I sat there on the donkey, appalled. “But, Rexh, you know that I must get to Scutari to-night. Tell them I have said it. I am of the American tribe, and what Americans say they will do, they do. To-night I get to Scutari!”
“Yes, Mrs. Lane. But one must not tell all one thinks. We will say nothing. We will see.”
When the council was ended we went on leisurely through the pass, and down into valleys, and up again over other mountains. At two o’clock we left behind the last glimpse of the wall of snow to the east, the last sight of the interior mountains of northern Albania, the most beautiful mountain country in the world. At three o’clock we saw, glimmering on the far-western horizon, the silvery edge of Lake Scutari, and far to the right, deep between two ranges, the valley of the tribe of Pultit, and the white house of the bishop, the tiniest of specks to my eyes; but the Albanians saw it plainly, and distinguished it from any other.
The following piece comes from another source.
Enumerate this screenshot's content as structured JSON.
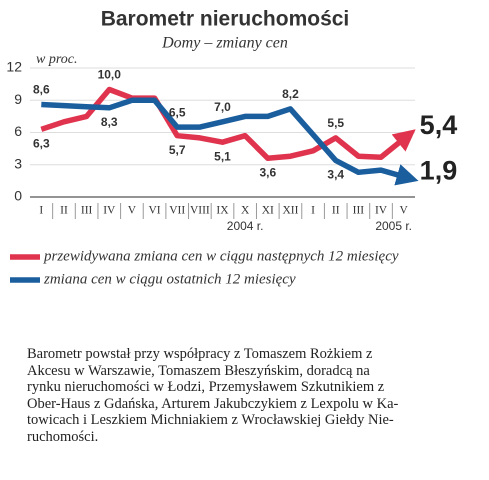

At four o’clock we began the tremendous descent into the Kiri Valley and I was obliged to dismount. “The gendarme says he cannot hold the donkey by the tail here, Mrs. Lane. He is afraid the tail will break.”
And for two miles we swung downward bowlder by bowlder, exhausting travel to the arms and shoulders; but the mountain women came up that way with cradles on their backs. The mule made it by little leaps.
“Now the road is good,” said the Shala man, and, indeed, the two-foot path, no steeper anywhere than the steep trails on Tamalpais, seemed a boulevard to me. Only twenty miles more to Scutari! And I thought of getting off the clothes in which I had slept for three nights, and a shampoo shone before me like a bright star. Rexh had been borrowing trouble, I thought; there was still light on the western slopes and twenty miles was nothing to these people. And just as I was thinking this the byraktor halted.
“We will go this way, now,” he said, “to the village where we stay to-night.”
Why was it so necessary that I reach Scutari before I slept? I do not know. But the idea had become fixed, an obsession; I was irrational, for the moment a monomaniac. There was nothing I would not have sacrificed to satisfy that imperious desire.
“Tell the byraktor that I must get on to Scutari,” I said. “I am sick and must get quickly to a doctor. I cannot stay in any village to-night; I must be with my own people.”
“Yes, Mrs. Lane,” said Rexh, and, having talked for some time, he explained, “I have told him that you have had word from your father, who is the chief of your tribe, and that the word said you must go to Durazzo and take a boat to your own country.”